Mr. Shields also proposed getting an entity involved that doesn't normally speak out on municipal issues: the Augusta National Golf Club.
Mayor Deke Copenhaver said the club has long considered itself isolated, not really part of the larger city, but he believes that has been changing since the National started buying property outside its borders during the past decade.
A representative said the club would consider the offer, if approached.
"We always strive to be good neighbors and partners with the city of Augusta," Augusta National spokesman Steve Ethun wrote in an e-mail.
Commissioners also talked about another kind of buy-in they're looking for -- outside help in paying for the $498,000 Shields contract. When a second master plan was proposed earlier this year, commissioners said south Augusta's private industries and employers could chip in, along with Hephzibah and Blythe, but the commission has since approved paying the full contract amount.
Commissioner Don Grantham asked Mr. Shields if he had a plan to solicit contributions, to which Mr. Shields said he's not experienced in fundraising.
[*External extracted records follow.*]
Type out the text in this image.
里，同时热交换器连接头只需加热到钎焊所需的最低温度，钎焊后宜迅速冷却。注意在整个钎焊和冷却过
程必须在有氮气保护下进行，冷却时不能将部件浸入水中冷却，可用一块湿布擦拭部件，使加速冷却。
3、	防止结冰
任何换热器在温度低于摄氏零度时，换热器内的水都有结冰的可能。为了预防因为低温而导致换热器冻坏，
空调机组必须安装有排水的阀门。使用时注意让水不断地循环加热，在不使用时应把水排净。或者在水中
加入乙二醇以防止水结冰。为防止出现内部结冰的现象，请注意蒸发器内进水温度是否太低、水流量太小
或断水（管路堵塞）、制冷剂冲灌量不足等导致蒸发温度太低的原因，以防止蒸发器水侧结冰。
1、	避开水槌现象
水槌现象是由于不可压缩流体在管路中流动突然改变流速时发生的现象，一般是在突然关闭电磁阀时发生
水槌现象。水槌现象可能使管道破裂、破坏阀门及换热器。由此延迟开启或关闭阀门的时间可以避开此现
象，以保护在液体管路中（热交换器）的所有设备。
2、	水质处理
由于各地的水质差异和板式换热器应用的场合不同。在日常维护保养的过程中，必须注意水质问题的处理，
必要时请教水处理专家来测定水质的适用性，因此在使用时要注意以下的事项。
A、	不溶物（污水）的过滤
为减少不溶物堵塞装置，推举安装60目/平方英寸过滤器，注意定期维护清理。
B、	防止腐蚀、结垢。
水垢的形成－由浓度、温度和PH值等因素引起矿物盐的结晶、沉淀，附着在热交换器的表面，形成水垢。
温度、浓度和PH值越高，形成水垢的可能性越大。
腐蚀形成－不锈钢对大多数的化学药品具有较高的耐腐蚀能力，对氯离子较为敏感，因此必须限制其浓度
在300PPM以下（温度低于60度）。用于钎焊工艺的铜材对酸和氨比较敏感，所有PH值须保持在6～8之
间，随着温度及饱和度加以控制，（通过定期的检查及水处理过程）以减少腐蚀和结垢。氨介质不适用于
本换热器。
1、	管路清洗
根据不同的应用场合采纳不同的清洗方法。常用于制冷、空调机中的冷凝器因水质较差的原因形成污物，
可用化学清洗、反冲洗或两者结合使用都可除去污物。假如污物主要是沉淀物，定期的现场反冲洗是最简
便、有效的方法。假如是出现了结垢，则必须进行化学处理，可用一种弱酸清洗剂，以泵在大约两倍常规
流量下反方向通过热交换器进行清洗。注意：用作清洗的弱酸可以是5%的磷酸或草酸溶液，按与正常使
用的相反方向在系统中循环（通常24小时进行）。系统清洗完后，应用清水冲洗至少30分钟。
Mr. Shields asked commissioners to give him their committee nominees by July 4. In a timeline he presented, Mr. Shields proposed gathering suggestions from the public in two rounds of three-day input sessions, similar to the town hall meetings held while he was working on the last master plan, in August.
He said he expects to unveil the new plan in late July 2010.
While he's covering all areas of the city, commissioners have asked him to focus on south Augusta. Mr. Shields said he'll look at corridors such as Gordon Highway and Deans Bridge, Peach Orchard, Windsor Spring and Tobacco roads.